Prof. Dr. Dominik Papies (Eberhard Karls University Tübingen):
"Online newspapers and paywalls"
Thursday, November 12, 02:00pm - 04:00pm (WiSo Building, Room 410)
Newspapers around the globe have been facing two key challenges in the past years. First, their business model, which has traditionally been based on a wide circulation of their print editions, has come under pressure because of a strong and steady decline in print circulation. Second, newspapers were struggling to convert the surge in clicks that their online editions received into advertising revenue. These combined developments have already lead to the death of a large number of newspapers. In the attempt to benefit from consumer interest in online news, several newspapers have started to implement a paywall around their online edition, which requests users to pay a monthly or per article fee. It is, however, unclear what the consequences of these paywalls are, and case study reports suggest a sharp decline in online readership. Academic research, so far, has only looked at individual cases of newspapers, and tends to support these very negative consequences. However, it is questionable whether these results can be generalized beyond the individual cases because despite these negative findings, the number of newspapers relying on paywalls is steadily increasing. This suggests that there may be context factors that mitigate the negative effect of paywalls.
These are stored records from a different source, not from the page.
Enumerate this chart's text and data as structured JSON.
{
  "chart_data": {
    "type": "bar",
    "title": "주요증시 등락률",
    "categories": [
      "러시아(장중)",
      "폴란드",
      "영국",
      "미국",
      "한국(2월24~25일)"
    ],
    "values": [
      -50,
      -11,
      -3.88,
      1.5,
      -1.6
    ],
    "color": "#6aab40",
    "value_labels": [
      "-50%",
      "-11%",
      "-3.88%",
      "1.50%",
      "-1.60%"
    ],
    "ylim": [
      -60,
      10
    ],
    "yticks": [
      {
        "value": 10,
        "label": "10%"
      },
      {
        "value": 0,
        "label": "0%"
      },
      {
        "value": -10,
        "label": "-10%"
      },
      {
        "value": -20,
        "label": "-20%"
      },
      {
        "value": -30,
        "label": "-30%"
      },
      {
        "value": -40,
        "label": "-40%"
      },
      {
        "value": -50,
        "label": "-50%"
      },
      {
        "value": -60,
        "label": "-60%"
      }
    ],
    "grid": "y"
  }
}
Our research seeks to broaden our knowledge of the effects of paywalls by utilizing a sample that covers more than 100 German newspapers (of which almost 50 introduced a paywall during the observation period) and their online readership as well as offline circulation over a period of almost 10 years.
Although our findings support previous reports about negative effects, we find that most online newspapers continue to grow even after the paywall introduction, and that the immediate effect of on the online readership is modest. Further, our research highlights the relevance of assessing effect heterogeneity as the negative consequences are very pronounced for some newspapers, while others barely suffer.